Fana, which owns the Key Bank Building neighboring Four 106, had been planning to develop the newly sold site for years. The company secured the appropriate permits to replace an existing 40,300-square-foot office structure with a 21-story tower featuring eight levels of below-grade parking. Now, Patrinely and Dune will follow suit. In addition to the high-rise, the new owners will build a 6,500-square-foot Pavilion Blvd. of retail offerings along what is currently a surface parking lot. Four 106 will also offer an unidentified list of COVID-friendly amenities.

Winning the tech popularity contest

Four 106 will sprout up in the right place at the right time, as while the metropolitan Seattle market may have its pockets of problem areas, overall, the city’s office market remains strong, and Bellevue is faring particularly well. As noted in a Kidder Mathews report, at year-end 2021, the Bellevue central business district had the highest quoted average rent of any submarket in metro Seattle at an annual $55.68 per square foot.

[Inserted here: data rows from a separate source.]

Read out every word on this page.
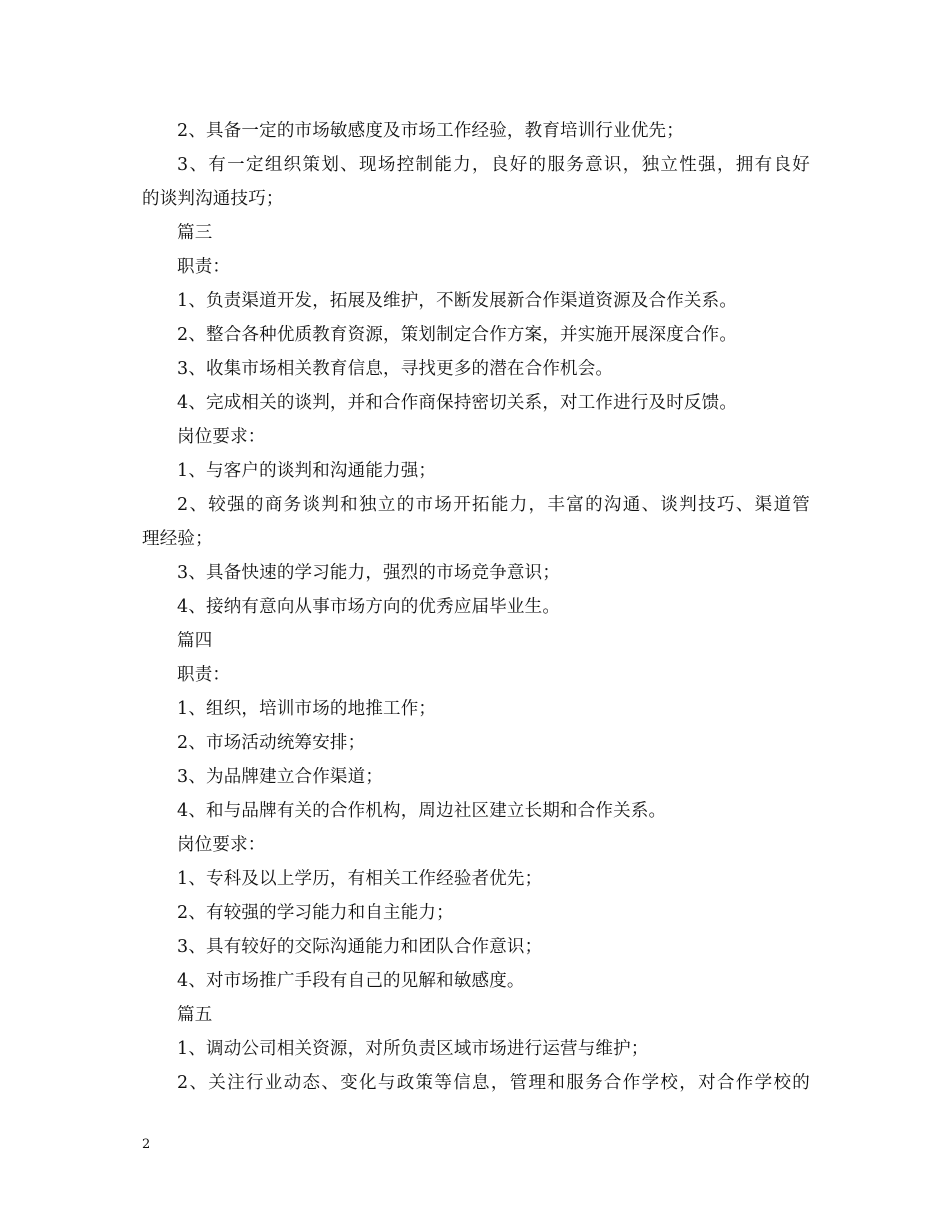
2、具备一定的市场敏感度及市场工作经验，教育培训行业优先；
3、有一定组织策划、现场控制能力，良好的服务意识，独立性强，拥有良好
的谈判沟通技巧；
篇三
职责：
1、负责渠道开发，拓展及维护，不断发展新合作渠道资源及合作关系。
2、整合各种优质教育资源，策划制定合作方案，并实施开展深度合作。
3、收集市场相关教育信息，寻找更多的潜在合作机会。
4、完成相关的谈判，并和合作商保持密切关系，对工作进行及时反馈。
岗位要求：
1、与客户的谈判和沟通能力强；
2、较强的商务谈判和独立的市场开拓能力，丰富的沟通、谈判技巧、渠道管
理经验；
3、具备快速的学习能力，强烈的市场竞争意识；
4、接纳有意向从事市场方向的优秀应届毕业生。
篇四
职责：
1、组织，培训市场的地推工作；
2、市场活动统筹安排；
3、为品牌建立合作渠道；
4、和与品牌有关的合作机构，周边社区建立长期和合作关系。
岗位要求：
1、专科及以上学历，有相关工作经验者优先；
2、有较强的学习能力和自主能力；
3、具有较好的交际沟通能力和团队合作意识；
4、对市场推广手段有自己的见解和敏感度。
篇五
1、调动公司相关资源，对所负责区域市场进行运营与维护；
2、关注行业动态、变化与政策等信息，管理和服务合作学校，对合作学校的
2
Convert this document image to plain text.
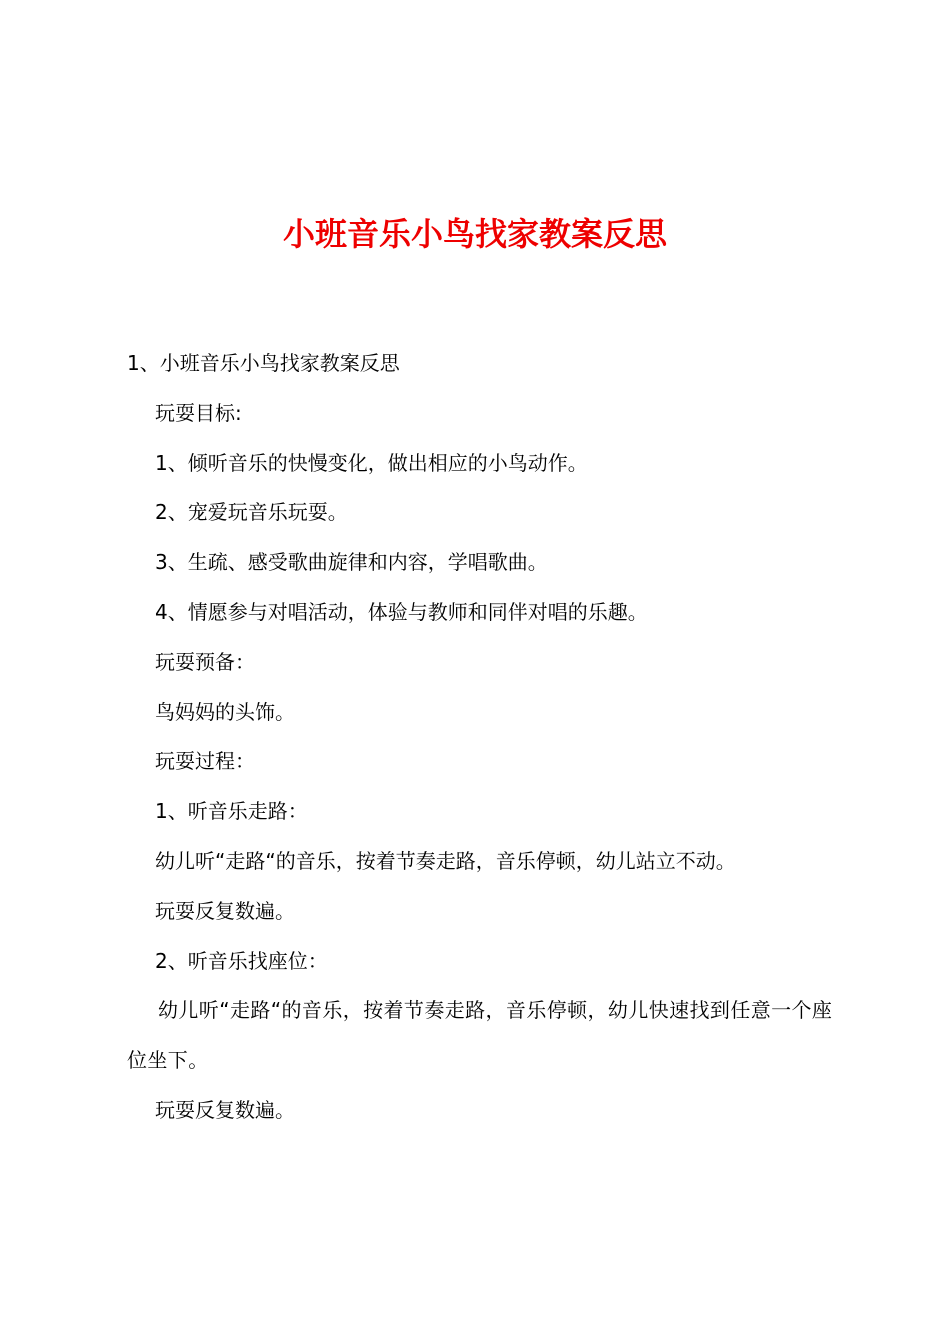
小班音乐小鸟找家教案反思

1、小班音乐小鸟找家教案反思

玩耍目标:

1、倾听音乐的快慢变化，做出相应的小鸟动作。

2、宠爱玩音乐玩耍。

3、生疏、感受歌曲旋律和内容，学唱歌曲。

4、情愿参与对唱活动，体验与教师和同伴对唱的乐趣。

玩耍预备：

鸟妈妈的头饰。

玩耍过程：

1、听音乐走路：

幼儿听“走路“的音乐，按着节奏走路，音乐停顿，幼儿站立不动。

玩耍反复数遍。

2、听音乐找座位：

幼儿听“走路“的音乐，按着节奏走路，音乐停顿，幼儿快速找到任意一个座位坐下。

玩耍反复数遍。
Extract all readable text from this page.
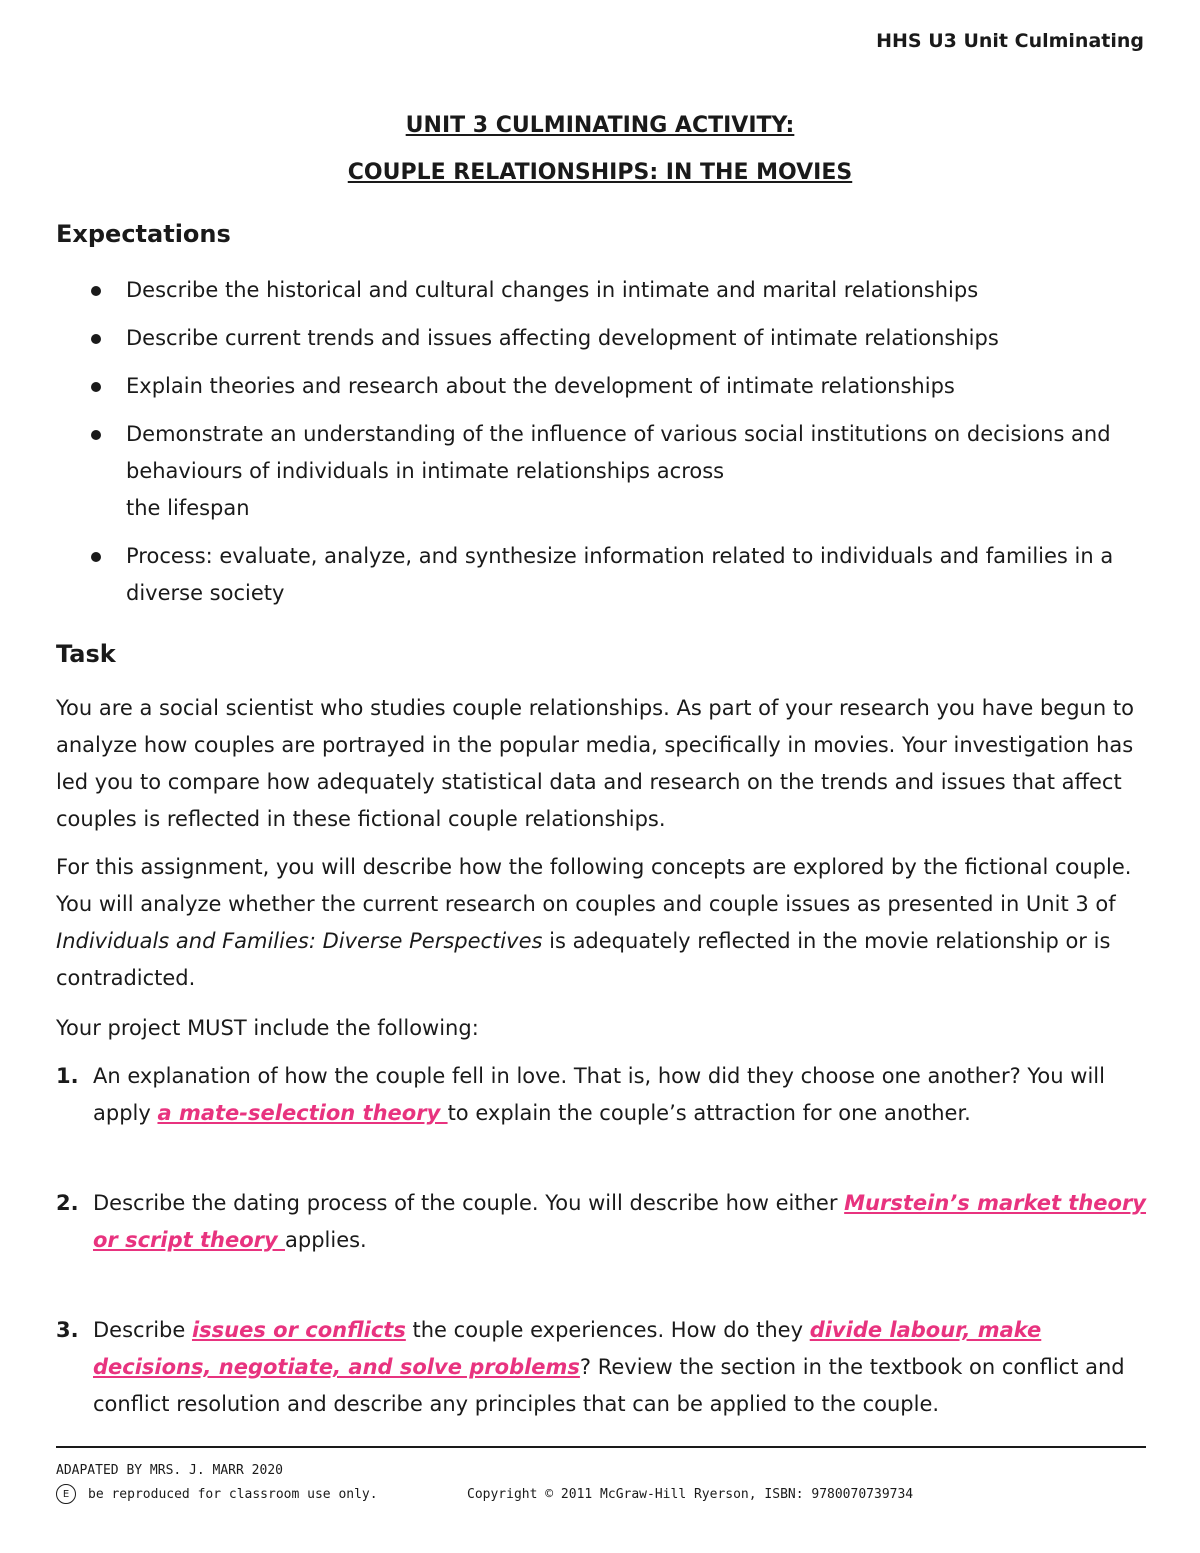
HHS U3 Unit Culminating
UNIT 3 CULMINATING ACTIVITY:
COUPLE RELATIONSHIPS: IN THE MOVIES
Expectations
Describe the historical and cultural changes in intimate and marital relationships
Describe current trends and issues affecting development of intimate relationships
Explain theories and research about the development of intimate relationships
Demonstrate an understanding of the influence of various social institutions on decisions and behaviours of individuals in intimate relationships across
the lifespan
Process: evaluate, analyze, and synthesize information related to individuals and families in a diverse society
Task

You are a social scientist who studies couple relationships. As part of your research you have begun to analyze how couples are portrayed in the popular media, specifically in movies. Your investigation has led you to compare how adequately statistical data and research on the trends and issues that affect couples is reflected in these fictional couple relationships.

For this assignment, you will describe how the following concepts are explored by the fictional couple. You will analyze whether the current research on couples and couple issues as presented in Unit 3 of Individuals and Families: Diverse Perspectives is adequately reflected in the movie relationship or is contradicted.

Your project MUST include the following:

1. An explanation of how the couple fell in love. That is, how did they choose one another? You will apply a mate-selection theory to explain the couple’s attraction for one another.
2. Describe the dating process of the couple. You will describe how either Murstein’s market theory or script theory applies.
3. Describe issues or conflicts the couple experiences. How do they divide labour, make decisions, negotiate, and solve problems? Review the section in the textbook on conflict and conflict resolution and describe any principles that can be applied to the couple.
ADAPATED BY MRS. J. MARR 2020
E	be reproduced for classroom use only.	Copyright © 2011 McGraw-Hill Ryerson, ISBN: 9780070739734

Newmark remarks in a fourth quarter 2021 report that Amazon’s prolific expansion in the Bellevue CBD is driving rents upward. However, Amazon is not the only tech giant that is seeking elbowroom on the Eastside.

“Google, Facebook and Microsoft are also growing, though in the Eastside’s suburban submarkets, a fact that is not lost on investors,” according to the Newmark report. As noted on Patrinely’s website, the new owners of Four 106 will break ground on the office tower in spring 2022.